La cour administrative d’appel de Versailles a rendu une décision le 30 janvier 2025 concernant les droits indemnitaires d’une assistante maternelle. Une commune avait proposé un nouveau contrat de travail entraînant une baisse de rémunération que l’intéressée avait expressément refusé. Le maire avait alors rejeté la demande de licenciement formulée par l’agent, laquelle a finalement fait valoir ses droits à la retraite. Le tribunal administratif de Cergy-Pontoise a annulé ce refus mais a rejeté les conclusions tendant à l’indemnisation des préjudices financiers. L’agent sollicite désormais devant la cour l’annulation du jugement et la condamnation de la personne publique au versement de diverses sommes. La question posée concerne l’obligation pour l’administration de licencier l’agent refusant une modification substantielle de son contrat. Le juge administratif considère que l’illégalité du refus de licenciement engage la responsabilité de l’employeur et impose une rectification indemnitaire. Cette solution repose sur une analyse rigoureuse de la faute administrative et sur la protection des droits sociaux de l’agent.
I. La caractérisation de la responsabilité de l’employeur public
A. L’illégalité fautive du refus de licencier l’agent
La cour confirme qu’une administration est tenue de licencier un agent contractuel qui décline une modification substantielle de son engagement professionnel initial. Le juge relève que « le refus de accepter des modifications substantielles à son contrat de travail plaçait l’administration dans l’obligation de la licencier ». Cette solution s’inscrit dans une jurisprudence constante protégeant l’agent contre les modifications unilatérales imposées par l’employeur public sans garantie statutaire. L’omission de cette formalité constitue une faute directe car elle prive l’intéressée du bénéfice des procédures protectrices liées à la rupture du lien. La décision précise que « l’illégalité, d’ailleurs non contestée, de cette décision de refus constitue une faute de nature à engager la responsabilité » communale.

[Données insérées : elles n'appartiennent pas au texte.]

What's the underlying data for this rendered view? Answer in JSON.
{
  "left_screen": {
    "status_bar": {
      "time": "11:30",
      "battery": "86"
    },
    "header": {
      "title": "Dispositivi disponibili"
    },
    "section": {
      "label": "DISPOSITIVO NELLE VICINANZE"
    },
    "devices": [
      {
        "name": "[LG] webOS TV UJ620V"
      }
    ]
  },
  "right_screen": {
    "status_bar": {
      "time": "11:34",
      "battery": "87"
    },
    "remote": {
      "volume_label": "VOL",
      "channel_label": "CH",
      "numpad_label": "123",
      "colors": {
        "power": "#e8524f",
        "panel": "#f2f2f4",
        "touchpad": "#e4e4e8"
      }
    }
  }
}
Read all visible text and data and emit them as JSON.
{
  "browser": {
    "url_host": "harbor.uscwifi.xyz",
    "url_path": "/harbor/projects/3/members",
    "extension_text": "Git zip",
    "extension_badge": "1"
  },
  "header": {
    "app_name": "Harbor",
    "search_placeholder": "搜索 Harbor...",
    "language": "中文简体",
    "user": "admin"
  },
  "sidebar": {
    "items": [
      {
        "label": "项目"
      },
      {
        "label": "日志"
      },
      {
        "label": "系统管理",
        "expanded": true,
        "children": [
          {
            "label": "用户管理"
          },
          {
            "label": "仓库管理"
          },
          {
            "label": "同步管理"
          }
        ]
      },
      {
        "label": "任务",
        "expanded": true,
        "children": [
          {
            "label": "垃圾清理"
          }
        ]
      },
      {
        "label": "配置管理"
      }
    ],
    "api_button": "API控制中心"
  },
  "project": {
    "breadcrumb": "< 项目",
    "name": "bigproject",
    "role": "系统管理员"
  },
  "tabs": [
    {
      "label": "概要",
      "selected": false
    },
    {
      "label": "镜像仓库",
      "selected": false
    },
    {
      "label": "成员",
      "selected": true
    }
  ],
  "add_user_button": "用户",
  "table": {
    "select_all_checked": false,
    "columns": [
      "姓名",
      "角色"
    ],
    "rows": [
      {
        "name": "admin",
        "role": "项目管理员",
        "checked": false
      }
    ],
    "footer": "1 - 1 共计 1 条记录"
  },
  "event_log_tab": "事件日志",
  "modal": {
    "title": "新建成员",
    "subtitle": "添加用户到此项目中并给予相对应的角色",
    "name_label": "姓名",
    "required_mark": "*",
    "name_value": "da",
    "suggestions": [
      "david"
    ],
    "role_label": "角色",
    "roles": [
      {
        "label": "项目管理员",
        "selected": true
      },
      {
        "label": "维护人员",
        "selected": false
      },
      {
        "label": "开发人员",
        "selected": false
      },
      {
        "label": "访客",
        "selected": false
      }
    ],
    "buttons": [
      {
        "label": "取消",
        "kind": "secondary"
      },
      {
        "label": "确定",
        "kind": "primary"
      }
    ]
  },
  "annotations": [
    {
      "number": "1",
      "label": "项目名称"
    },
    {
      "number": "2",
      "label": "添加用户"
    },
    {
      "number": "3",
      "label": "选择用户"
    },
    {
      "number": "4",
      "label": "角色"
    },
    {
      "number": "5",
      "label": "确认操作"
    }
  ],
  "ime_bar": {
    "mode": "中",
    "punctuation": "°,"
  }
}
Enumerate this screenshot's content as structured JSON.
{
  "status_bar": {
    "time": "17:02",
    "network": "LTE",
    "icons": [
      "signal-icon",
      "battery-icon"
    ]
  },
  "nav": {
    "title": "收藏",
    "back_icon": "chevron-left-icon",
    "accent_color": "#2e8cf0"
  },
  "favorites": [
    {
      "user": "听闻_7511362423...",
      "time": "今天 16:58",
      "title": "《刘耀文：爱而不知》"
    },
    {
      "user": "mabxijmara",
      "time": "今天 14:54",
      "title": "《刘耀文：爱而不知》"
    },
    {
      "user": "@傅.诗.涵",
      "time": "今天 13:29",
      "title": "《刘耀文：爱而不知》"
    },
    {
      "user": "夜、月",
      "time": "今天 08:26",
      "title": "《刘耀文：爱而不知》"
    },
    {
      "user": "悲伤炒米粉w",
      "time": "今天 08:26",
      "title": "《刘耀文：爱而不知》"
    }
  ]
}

B. La réparation par équivalence en l’absence de licenciement possible
La requérante ayant pris sa retraite, le prononcé effectif d’un licenciement est devenu matériellement impossible pour l’administration au jour du jugement. La cour retient alors le principe d’une indemnisation par équivalence correspondant strictement au montant de l’indemnité de licenciement légalement due. Le calcul s’appuie sur le code de l’action sociale et des familles prévoyant un montant égal à « deux dixièmes de la moyenne mensuelle ». L’agent justifiant de quarante et un ans d’ancienneté, la somme allouée répare intégralement le préjudice financier né de l’absence de licenciement. Cette indemnité représentative assure la sauvegarde des droits pécuniaires que l’agent aurait dû percevoir si l’administration avait respecté ses obligations.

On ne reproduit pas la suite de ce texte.